6. More Delays, Fewer Layouts
With Windows 11, you can easily snap any window to the screen using predefined window configurations. You could, however, build your own layouts if you installed Microsoft’s PowerToys on Windows 10. It wasn’t as simple, but it was far more adaptable.
One way to snap Windows is to hover the mouse over the window’s expand button. “Hovering the cursor” means keeping it steady over a desktop element and waiting for the operating system to identify that you want to open the layout’s fast pop-up. This “waiting” may not be as lengthy as pressing a hotkey or clicking on a hotspot on the screen, but it does take longer.
7. Running Windows 11 is Complicated
The main disadvantage of Windows 11 is that you might not be able to run it. Even if you have a GPU capable of speeding its brand-new desktop, the rest of your PC may be inadequate.
Microsoft believes that great experiences require amazing hardware. Windows 11 demands relatively fresh, contemporary PCs because it is a new, modern operating system.
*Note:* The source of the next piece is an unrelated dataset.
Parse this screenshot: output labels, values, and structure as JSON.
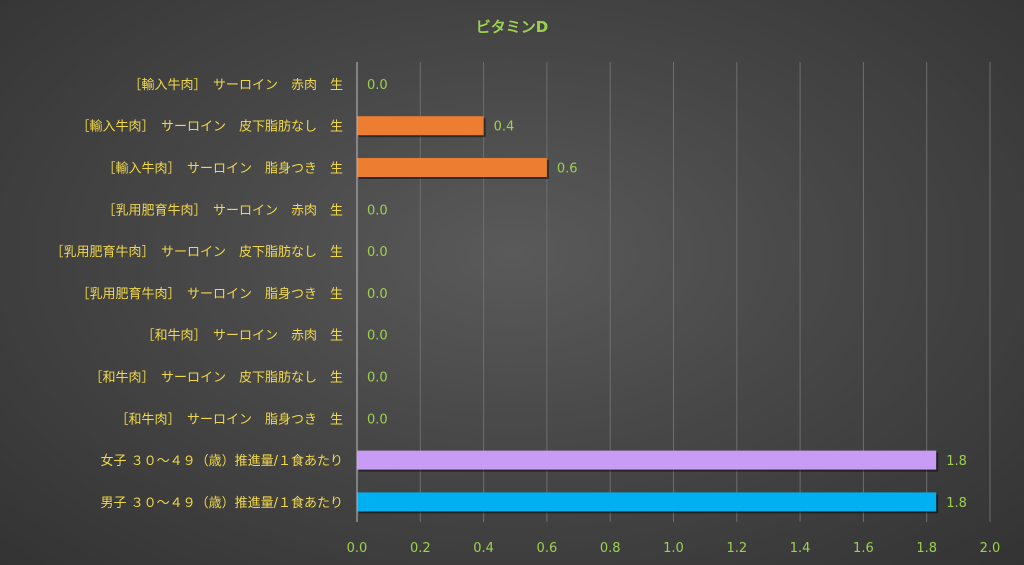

You’re out of luck if your PC’s CPU is older than Intel’s 7th generation Core or AMD’s Zen 2 CPUs. The main issue appears to be TPM 2.0 compatibility. TPM modules are found in most laptops and many prebuilt PCs, although they are not found in most DIY PCs. And, without TPM 2.0 support, there will be no Windows 11.
Should I Install it?
The first significant Windows 11 upgrade. If Microsoft follows the same pattern as it did with Windows 10, the first major upgrade to Windows 11 would most certainly arrive next spring.
The developers will have more time to incorporate hundreds of bug fixes if they wait for the first major release. More significantly, by then, Microsoft will presumably have restored standard Windows functions that appear to be missing for no apparent reason. Other beloved features, such as the option to shift the taskbar to the left or right edge of the screen, are absent, as are some vexing lacking shortcuts, such as the inability to right-click the taskbar to start the task manager. The new Start menu appears to have limited customizable features.
Given the ongoing uncertainty about Windows 11’s system requirements, a few additional months of development on its first major upgrade will most likely offer the OS like it should have debuted.